Dreams of Greed and Madness

Arcane Ritual ??

This ritual affects all humans and humanoids within a radius up to five miles from the caster who sleep at any time between the next sundown and sunrise.  The ritual identifies the single most valuable treasure within that same area.  Each sleeper awakes with a certain sense of their own distance from and direction to that one treasure.  This sense of distance and direction lasts until each person next sleeps, when it evaporates from their minds.  Madness often ensues, but the ruthless may believe they can prepare to reach it first, or simply cast it to cause chaos within a realm.

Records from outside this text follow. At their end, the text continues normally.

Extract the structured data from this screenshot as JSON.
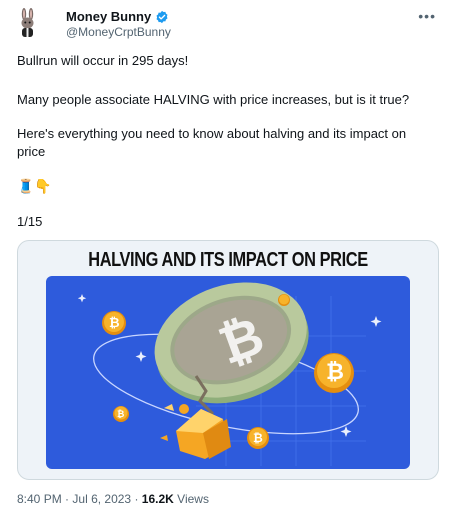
{
  "author": {
    "name": "Money Bunny",
    "handle": "@MoneyCrptBunny"
  },
  "tweet": {
    "line1": "Bullrun will occur in 295 days!",
    "line2": "Many people associate HALVING with price increases, but is it true?",
    "line3": "Here's everything you need to know about halving and its impact on price",
    "emojis": "🧵👇",
    "counter": "1/15"
  },
  "media": {
    "title": "HALVING AND ITS IMPACT ON PRICE"
  },
  "meta": {
    "time": "8:40 PM",
    "date": "Jul 6, 2023",
    "views_count": "16.2K",
    "views_label": "Views"
  },
  "colors": {
    "accent_blue": "#1d9bf0",
    "illustration_bg": "#2e5bdc",
    "coin_orange": "#f5a623"
  }
}
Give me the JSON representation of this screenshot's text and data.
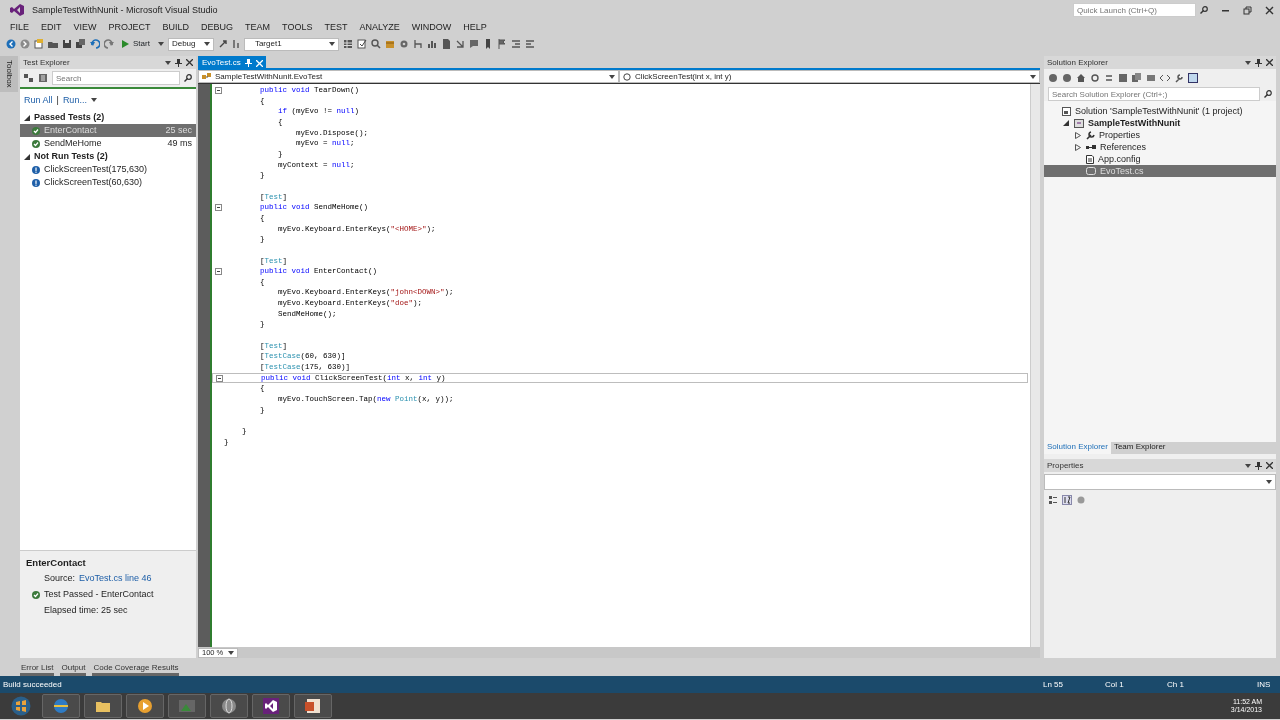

Math:   Detect Treasure is 15, 1 area/object is x.7, five miles is x6, day's duration is x8, and we have 504.  (Error!)  But!  Detection spell only castable once per week is .2, and one turn to cast is .8.  That gets us to 80.64 without any ritual modifier (except 80 is a ritual).  I was thinking dealing in the peasants was a drawback worth a discount, and it might well be, but I can see it's got tremendous disruptive potential as well.  So this one won't be my white whale of a low-level ritual.  Level:  ???

Witch Marks

Scratches made in the beams of buildings, protecting against the malign spells and evil eye of witches.  +1 bonus to saving throws (5) and Invulnerable to Bestow Curse (15).  Range 0 (x1), affects 10' cube (x1.25) is 25 before... duration, permanent unless defaced or dispelled (???...  x5?).  Without rituals, Summoning allows a net .64 for one turn to cast and only one per week, while Detection net .16 for the same.  Protection doesn't list those modifiers, leading me to think they're not meant to have any, but if applied that's either 80 or 20, depending.  Then I still think I need some modifier for the gold cost and the magic throw - x.5?  Gets me to a level 4 or level 1, and level 1 is what I'm after for non-adventuring wizards, but at this point I wonder if I'm just goosing the input to get the result I want.

....

I seem to keep coming back to Summons' one turn to cast (x.8) and only once per week (x.8), net x.64 without a ritual.  Detection are even cheaper, x.8 and x.2, for a net x.16.  Rituals subsume those limits and add a gold cost and a magic throw.  Rituals are worth x.4 to x.1, depending on school?